Jakarta – Pemerintah memiliki program untuk meningkatkan akses seluruh masyarakat terhadap layanan keuangan formal atau yang disebut dengan inklusi keuangan. Hal ini diwujudkan melalui Peraturan Presiden Nomor 82 Tahun 2016 tentang Strategi Nasional Keuangan Inklusif.
Berdasarkan data Bank Dunia di tahun 2014, jumlah penduduk dewasa Indonesia yang telah memiliki rekening di lembaga keuangan formal baru sekitar 36%. Hal ini mendorong pemerintah untuk meningkatkan inklusi keuangan masyarakatnya hingga menjadi 79% di tahun 2019 nanti.

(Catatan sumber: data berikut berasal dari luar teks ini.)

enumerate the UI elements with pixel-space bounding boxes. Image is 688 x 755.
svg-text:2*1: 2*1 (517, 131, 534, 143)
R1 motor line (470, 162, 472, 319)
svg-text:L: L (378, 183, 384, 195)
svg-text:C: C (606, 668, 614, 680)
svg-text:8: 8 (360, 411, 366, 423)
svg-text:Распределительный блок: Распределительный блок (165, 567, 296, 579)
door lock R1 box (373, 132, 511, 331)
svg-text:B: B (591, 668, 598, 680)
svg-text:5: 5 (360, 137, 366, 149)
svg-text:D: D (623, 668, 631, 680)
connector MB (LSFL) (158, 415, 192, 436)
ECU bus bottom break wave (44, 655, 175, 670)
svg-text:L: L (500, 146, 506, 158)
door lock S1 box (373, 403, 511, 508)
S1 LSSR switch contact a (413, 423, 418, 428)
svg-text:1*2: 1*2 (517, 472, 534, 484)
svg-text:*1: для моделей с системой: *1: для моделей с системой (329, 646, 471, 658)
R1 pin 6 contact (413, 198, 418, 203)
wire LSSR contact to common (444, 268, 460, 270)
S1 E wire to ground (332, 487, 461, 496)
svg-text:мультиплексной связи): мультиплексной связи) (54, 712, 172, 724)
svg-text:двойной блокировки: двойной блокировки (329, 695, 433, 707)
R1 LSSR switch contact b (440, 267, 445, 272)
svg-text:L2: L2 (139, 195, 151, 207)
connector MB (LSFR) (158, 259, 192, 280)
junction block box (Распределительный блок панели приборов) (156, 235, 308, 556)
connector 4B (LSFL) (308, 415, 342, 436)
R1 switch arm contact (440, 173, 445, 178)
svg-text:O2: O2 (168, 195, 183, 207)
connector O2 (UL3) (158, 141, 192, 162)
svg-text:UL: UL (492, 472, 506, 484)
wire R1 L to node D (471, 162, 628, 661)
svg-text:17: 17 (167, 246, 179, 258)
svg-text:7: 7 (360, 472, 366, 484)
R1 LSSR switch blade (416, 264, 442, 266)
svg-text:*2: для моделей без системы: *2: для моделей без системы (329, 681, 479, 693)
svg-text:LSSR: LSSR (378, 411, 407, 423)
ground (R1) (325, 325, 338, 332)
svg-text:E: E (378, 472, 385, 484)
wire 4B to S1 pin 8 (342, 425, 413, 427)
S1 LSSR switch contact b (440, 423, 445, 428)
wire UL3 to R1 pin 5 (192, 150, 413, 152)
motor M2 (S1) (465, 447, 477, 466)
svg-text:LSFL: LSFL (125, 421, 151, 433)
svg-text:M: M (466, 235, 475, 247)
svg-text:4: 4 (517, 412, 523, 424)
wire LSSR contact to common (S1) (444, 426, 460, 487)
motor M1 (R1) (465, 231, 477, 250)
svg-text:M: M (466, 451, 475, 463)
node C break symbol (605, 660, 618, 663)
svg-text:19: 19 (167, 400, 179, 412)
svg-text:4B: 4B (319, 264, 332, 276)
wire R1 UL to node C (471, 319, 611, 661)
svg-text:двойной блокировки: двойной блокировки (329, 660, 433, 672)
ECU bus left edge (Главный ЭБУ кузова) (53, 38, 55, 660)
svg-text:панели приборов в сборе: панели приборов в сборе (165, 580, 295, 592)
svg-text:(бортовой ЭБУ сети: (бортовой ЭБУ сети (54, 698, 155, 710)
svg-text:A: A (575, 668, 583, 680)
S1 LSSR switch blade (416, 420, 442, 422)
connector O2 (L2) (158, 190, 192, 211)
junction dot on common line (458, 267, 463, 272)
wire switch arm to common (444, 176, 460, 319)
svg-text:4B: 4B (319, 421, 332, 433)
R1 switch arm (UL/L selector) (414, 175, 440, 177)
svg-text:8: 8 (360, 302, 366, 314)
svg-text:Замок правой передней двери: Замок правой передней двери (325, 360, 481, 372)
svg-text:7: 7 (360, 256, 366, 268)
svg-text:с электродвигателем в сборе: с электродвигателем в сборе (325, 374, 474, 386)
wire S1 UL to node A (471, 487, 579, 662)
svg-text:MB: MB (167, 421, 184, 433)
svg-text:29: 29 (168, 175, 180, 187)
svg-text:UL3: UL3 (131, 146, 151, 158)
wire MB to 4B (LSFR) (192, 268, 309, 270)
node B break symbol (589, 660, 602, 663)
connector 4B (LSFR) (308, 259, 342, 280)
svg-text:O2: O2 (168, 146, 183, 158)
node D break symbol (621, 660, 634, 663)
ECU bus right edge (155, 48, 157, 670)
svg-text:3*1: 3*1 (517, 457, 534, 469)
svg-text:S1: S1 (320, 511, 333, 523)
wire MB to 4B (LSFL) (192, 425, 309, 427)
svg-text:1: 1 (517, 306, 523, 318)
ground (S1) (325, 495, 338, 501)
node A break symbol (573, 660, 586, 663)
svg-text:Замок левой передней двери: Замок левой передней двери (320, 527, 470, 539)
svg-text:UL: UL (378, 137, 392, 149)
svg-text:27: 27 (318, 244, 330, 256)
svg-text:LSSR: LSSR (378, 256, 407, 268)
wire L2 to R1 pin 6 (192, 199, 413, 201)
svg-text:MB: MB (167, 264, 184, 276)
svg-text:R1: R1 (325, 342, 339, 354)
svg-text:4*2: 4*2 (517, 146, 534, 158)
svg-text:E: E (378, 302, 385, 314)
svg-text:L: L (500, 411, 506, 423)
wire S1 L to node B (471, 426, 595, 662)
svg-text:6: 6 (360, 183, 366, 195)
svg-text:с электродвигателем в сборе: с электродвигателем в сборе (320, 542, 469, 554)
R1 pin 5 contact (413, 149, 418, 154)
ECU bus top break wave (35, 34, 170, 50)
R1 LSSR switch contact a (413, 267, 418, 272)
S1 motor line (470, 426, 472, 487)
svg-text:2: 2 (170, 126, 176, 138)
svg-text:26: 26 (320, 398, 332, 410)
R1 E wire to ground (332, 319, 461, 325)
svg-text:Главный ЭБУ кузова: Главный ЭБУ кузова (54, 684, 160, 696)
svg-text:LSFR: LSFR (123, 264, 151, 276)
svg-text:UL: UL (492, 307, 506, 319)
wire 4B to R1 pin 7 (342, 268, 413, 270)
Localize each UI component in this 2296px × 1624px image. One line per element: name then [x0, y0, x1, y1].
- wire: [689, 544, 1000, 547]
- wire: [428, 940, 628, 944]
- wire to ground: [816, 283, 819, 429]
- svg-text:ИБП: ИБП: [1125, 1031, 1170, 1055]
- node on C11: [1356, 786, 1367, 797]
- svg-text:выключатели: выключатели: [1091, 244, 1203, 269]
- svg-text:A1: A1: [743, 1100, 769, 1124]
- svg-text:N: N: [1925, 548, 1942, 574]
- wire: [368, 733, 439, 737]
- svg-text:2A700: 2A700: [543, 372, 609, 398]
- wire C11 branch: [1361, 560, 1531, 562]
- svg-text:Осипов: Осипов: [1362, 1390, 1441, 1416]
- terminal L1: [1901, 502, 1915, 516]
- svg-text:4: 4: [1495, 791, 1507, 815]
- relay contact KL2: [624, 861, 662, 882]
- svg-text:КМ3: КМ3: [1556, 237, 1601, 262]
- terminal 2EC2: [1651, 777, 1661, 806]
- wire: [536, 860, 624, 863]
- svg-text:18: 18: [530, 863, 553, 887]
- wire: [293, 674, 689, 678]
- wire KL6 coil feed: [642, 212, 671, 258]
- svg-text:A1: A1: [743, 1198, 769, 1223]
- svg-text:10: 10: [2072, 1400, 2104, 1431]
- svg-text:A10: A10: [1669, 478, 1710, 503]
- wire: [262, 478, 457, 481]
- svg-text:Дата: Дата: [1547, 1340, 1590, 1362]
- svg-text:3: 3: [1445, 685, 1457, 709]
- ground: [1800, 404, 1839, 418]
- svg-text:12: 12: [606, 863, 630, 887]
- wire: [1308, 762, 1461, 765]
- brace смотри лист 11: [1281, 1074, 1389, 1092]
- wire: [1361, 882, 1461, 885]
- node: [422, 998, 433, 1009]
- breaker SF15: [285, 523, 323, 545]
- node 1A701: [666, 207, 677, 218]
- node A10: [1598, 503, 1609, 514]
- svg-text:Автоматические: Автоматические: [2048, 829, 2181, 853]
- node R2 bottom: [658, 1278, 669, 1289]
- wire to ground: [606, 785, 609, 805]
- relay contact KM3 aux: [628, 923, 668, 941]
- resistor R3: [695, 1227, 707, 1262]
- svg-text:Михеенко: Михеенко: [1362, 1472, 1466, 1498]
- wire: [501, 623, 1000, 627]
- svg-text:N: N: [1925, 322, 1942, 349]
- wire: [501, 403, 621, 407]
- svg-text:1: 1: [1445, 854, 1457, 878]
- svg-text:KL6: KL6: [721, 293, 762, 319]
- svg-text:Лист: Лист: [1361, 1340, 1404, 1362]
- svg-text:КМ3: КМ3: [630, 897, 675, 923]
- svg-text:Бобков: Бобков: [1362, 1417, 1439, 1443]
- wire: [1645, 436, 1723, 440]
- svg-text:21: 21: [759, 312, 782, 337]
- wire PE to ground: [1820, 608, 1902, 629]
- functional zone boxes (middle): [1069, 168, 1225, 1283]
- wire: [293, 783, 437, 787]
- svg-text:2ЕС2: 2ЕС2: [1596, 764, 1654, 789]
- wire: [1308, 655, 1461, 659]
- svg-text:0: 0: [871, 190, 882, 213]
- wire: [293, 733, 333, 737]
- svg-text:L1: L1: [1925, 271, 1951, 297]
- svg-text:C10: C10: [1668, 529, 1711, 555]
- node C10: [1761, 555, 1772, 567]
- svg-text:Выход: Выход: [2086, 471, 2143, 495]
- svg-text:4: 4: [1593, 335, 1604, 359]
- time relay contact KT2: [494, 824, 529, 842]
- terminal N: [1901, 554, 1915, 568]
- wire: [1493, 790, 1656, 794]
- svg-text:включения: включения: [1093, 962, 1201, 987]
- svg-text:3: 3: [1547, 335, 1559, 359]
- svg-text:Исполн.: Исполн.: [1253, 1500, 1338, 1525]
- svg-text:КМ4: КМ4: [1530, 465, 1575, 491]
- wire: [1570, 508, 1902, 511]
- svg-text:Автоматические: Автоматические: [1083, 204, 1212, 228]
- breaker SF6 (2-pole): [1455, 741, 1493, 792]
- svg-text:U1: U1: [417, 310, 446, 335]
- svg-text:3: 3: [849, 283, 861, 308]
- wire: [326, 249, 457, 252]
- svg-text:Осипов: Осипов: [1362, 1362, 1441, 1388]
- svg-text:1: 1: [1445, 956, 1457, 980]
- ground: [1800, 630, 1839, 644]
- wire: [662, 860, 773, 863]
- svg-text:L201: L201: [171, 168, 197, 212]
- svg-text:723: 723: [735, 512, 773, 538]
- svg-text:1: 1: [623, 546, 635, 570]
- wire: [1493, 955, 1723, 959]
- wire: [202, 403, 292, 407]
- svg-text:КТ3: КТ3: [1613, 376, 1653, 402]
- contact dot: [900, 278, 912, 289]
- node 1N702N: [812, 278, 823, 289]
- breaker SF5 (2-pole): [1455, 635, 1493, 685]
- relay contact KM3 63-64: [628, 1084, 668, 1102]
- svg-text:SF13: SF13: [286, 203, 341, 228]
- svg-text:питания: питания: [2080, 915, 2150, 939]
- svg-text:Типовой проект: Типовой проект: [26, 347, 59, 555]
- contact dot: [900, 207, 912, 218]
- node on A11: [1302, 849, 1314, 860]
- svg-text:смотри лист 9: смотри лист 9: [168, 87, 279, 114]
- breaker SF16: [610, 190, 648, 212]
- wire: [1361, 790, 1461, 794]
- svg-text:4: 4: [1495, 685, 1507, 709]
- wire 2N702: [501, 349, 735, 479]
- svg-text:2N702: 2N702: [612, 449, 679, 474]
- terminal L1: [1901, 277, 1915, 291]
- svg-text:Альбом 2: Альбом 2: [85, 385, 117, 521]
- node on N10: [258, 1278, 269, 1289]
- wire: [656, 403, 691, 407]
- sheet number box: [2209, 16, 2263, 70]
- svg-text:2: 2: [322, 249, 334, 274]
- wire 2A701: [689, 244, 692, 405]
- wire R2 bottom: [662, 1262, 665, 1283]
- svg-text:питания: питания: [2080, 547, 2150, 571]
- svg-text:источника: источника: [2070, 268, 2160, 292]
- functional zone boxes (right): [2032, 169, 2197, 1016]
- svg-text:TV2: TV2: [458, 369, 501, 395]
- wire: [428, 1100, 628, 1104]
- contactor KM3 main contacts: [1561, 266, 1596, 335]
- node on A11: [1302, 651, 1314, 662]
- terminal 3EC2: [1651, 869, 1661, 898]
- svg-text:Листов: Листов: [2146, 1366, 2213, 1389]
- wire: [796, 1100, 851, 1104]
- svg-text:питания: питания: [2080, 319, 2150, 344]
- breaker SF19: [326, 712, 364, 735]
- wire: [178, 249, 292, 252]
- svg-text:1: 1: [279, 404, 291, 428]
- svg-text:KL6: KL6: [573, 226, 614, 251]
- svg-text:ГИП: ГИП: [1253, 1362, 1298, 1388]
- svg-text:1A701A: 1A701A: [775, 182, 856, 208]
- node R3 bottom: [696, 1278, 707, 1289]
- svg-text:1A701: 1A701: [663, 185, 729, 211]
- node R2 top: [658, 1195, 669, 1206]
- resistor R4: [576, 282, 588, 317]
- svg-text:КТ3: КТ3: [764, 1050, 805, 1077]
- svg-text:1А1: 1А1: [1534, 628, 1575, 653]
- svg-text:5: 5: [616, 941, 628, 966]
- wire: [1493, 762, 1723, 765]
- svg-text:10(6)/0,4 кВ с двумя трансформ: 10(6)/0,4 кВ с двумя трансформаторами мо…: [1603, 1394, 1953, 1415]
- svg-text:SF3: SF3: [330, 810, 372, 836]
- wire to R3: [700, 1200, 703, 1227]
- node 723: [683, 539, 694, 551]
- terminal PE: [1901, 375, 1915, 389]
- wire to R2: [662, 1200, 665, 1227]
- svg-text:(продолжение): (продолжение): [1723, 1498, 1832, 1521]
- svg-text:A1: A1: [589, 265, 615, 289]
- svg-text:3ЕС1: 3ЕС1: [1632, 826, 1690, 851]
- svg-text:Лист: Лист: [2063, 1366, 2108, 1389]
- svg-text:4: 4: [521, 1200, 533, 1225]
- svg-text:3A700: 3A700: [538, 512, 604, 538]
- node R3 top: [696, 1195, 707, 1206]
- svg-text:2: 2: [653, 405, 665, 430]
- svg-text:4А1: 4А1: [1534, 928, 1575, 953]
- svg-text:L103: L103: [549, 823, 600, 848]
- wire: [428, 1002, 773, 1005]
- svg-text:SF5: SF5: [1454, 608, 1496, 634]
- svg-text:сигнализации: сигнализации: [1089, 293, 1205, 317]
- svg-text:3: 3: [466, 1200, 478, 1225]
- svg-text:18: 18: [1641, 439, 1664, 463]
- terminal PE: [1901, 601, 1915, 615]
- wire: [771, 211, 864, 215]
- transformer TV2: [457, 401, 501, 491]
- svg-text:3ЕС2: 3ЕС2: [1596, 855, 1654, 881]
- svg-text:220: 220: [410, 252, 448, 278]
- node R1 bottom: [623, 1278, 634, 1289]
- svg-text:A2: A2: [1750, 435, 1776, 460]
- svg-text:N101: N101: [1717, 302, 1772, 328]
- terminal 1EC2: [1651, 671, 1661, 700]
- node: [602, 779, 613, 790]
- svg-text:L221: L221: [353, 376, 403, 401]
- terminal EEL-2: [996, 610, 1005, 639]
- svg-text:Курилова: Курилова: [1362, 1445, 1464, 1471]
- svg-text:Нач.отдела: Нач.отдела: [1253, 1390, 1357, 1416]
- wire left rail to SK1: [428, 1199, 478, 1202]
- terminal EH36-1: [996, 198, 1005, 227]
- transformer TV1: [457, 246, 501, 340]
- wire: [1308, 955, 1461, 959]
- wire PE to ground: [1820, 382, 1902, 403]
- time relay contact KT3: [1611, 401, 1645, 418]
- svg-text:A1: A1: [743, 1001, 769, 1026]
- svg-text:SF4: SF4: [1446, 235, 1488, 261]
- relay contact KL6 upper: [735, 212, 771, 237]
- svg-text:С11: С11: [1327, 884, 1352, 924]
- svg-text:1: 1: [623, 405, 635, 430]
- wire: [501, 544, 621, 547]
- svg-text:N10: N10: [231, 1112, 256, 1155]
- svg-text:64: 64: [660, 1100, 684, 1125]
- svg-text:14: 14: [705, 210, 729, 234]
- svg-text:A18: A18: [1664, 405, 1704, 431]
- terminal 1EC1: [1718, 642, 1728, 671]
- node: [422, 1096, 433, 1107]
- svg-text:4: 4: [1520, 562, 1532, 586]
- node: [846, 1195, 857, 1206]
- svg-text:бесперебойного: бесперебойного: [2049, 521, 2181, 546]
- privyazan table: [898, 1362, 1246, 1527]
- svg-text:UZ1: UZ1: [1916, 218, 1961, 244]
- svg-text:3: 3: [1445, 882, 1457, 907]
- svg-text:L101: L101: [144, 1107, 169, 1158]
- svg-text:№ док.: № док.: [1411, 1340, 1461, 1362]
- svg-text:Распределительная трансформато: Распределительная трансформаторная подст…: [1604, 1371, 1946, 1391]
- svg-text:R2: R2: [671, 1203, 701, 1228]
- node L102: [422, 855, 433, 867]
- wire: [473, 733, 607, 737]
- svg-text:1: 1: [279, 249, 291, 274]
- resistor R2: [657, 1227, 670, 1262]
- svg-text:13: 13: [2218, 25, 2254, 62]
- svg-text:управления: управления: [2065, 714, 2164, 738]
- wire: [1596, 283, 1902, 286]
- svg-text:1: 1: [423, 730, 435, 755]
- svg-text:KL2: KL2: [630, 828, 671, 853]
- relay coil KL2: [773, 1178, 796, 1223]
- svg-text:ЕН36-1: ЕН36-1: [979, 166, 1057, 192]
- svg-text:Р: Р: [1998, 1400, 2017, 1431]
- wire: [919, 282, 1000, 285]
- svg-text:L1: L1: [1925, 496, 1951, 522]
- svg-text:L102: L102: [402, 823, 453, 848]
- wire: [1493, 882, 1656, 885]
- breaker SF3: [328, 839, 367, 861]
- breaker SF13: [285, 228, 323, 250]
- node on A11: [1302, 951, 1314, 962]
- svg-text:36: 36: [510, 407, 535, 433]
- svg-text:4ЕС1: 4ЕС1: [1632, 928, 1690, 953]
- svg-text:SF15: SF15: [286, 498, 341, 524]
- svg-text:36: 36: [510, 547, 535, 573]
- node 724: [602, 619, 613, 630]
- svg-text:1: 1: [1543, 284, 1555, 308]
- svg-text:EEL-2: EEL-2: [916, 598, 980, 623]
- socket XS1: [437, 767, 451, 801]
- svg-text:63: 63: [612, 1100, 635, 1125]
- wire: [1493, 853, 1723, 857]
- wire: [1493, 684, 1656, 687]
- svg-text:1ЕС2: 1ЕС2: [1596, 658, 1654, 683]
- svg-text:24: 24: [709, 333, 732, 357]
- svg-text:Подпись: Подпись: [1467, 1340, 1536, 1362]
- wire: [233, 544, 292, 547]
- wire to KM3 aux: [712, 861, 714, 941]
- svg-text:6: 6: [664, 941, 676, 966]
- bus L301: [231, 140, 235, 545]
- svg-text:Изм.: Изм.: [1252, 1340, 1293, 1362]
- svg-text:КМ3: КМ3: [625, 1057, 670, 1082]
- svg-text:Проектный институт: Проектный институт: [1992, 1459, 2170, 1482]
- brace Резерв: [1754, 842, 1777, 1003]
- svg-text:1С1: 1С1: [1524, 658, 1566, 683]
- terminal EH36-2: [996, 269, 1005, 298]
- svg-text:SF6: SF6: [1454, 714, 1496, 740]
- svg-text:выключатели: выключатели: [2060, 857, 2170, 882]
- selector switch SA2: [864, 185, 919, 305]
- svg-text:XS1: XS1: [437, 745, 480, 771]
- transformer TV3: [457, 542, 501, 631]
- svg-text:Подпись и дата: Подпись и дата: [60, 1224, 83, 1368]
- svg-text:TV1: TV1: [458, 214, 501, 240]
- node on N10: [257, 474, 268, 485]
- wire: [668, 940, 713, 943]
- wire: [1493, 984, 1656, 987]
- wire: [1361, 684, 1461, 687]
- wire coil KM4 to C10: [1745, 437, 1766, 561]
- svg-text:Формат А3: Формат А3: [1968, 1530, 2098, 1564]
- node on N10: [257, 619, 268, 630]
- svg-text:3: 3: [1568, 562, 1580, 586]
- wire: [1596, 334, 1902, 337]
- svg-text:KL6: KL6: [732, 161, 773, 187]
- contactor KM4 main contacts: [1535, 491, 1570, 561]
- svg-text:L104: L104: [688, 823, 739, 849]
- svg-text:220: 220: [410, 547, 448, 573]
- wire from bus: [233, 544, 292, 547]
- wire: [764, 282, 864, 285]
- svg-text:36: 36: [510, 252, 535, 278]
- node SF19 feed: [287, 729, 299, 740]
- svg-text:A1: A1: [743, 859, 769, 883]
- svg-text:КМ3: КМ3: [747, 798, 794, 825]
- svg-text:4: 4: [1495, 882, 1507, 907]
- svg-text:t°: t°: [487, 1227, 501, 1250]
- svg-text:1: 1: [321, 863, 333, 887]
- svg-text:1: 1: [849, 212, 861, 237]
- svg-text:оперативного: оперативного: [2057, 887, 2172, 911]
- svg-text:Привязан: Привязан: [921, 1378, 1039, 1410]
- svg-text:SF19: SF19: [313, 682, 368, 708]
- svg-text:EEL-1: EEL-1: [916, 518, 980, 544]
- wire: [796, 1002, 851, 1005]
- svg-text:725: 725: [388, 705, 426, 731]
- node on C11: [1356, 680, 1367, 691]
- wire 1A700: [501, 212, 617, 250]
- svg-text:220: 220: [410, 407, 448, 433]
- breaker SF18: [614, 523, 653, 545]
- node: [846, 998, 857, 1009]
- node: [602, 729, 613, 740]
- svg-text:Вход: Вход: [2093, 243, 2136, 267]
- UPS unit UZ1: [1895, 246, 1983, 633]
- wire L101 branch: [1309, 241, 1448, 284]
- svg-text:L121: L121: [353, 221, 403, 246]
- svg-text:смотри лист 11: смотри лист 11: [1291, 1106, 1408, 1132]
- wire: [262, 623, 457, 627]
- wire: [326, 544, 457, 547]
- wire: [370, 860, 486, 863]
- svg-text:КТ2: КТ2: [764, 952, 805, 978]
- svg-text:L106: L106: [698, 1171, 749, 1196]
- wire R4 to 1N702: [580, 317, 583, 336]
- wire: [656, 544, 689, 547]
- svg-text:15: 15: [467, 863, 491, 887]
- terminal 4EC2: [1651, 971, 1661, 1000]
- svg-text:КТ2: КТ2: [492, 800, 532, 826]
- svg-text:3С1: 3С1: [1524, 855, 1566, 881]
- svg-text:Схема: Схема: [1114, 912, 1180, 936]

“Meski meningkat dari tahun 2011 yang hanya sebesar 19,6%, namun jika dibandingkan negara peer (sebanding), penduduk banked di Indonesia masih cukup rendah. Malaysia 81%, India 53%, China 79%, dan Brazil 68%,” ujar Direktur Departemen Kebijakan dan Pengawasan Sistem Pembayaran Bank Indonesia, Pungky P. Wibowo dalam jumpa pers di Bank Indonesia, Jakarta, Senin (13/3/2017).
Dengan masih sedikitnya penduduk Indonesia yang terhubung ke sistem keuangan formal, peningkatan kesejahteraan terancam menjadi imbasnya. Hal ini disebabkan masyarakat tidak memiliki sarana untuk menabung dengan berlanjut dan menjadi tidak dikenal oleh lembaga keuangan sehingga tertutup potensi untuk mendapatkan pembiayaan dan produk keuangan lainnya.
Pungky menyebutkan, setidaknya ada dua hal yang selama ini menyebabkan masyarakat enggan untuk melakukan akses keuangan secara formal seperti perbankan.
“Dari sisi permintaan, misalnya jarak yang jauh ke kantor cabang bank, waktu lama untuk mengantri, formalitas yang tinggi, dan tidak adanya dokumen identitas yang lengkap, itu jadi penyebabnya,” ujar dia.
“Ada juga dari sisi penyedia jasa keuangan, pendirian kantor cabang bank dirasa mahal dan persyaratannya pun cukup kompleks, layanan keuangan untuk masyarakat kecil bukanlah bisnis yang menguntungkan, dan tidak adanya produk yang sesuai untuk segmen nasabah tersebut,” pungkasnya.